Being starved of our amazing workshops and equipment and being locked in our homes meant setting projects around ‘household’ objects and materials and forced both staff and students to think more creatively and focused our attentions on how restriction can force creativity. This theme became popular within the teaching sessions we frequented online. Whilst the students were unable to follow the usual ‘practical workshop’ curriculum, we enjoyed the challenge of working at home with limited materials and equipment.
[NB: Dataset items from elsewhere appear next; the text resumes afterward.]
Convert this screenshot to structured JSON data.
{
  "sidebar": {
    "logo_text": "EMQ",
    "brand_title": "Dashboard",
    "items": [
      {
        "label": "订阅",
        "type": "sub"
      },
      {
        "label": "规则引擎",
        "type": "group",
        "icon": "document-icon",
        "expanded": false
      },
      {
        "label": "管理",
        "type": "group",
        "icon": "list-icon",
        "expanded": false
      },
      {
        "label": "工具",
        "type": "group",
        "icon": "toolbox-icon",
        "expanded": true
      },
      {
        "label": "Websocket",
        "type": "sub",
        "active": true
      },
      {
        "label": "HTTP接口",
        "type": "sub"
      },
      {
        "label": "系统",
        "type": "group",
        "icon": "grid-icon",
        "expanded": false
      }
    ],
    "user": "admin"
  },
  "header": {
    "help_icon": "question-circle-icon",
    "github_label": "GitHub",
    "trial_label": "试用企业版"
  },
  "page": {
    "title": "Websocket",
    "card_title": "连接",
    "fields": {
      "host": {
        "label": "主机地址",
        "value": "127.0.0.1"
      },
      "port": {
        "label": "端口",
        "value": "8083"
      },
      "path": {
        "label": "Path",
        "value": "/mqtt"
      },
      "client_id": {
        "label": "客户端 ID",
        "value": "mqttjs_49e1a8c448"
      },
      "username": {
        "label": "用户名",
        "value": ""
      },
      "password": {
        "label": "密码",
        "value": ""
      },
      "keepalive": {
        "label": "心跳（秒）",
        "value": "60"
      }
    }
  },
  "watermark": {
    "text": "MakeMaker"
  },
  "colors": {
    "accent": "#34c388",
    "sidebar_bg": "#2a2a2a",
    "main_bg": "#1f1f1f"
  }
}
From that grew a body of interesting and exciting responses to the design briefs and a very different and often resourceful approach to materials and making. Programme manager Catherine Brown states: “I believe that creative people get a buzz from making something from nothing. I use the analogy of ‘being creative in making a meal from whatever is left in your fridge’… In this way, the student responses were often sustainable responses. Making beautiful craft objects from waste or the disused or working with low cost and minimal basic materials such as junk mail or paper. One of our 3rd years started to make her own clay embedding natural and organic materials, this has given her many ideas for inclusions in clay when we came back to the ceramics workshop.”
Lecturer Anna Lewis has found ways to challenge the students to design from everyday household objects “Online teaching is difficult as you have to be really upbeat and inventive to recreate that buzz we have in the studio. I’ve had my first years creating jewellery from mundane objects around them and photographing them on the body. It has allowed them to think beyond the usual materials and redefine what art jewellery could be. We even had one student wearing a Henry hoover on the mountain! Making at an ideas stage should be fun and break the rules, this time has seen a growth in inventive making and taking more risks. Last week we built structures from spaghetti and kebab sticks, this led to beautiful drawn imagery and design options for structures that might be made in glass or metal.”
We hope to be back in the studio again very soon and we shall be ready with clever designs to push forward in an array of new ways in the workshop. Watch this space!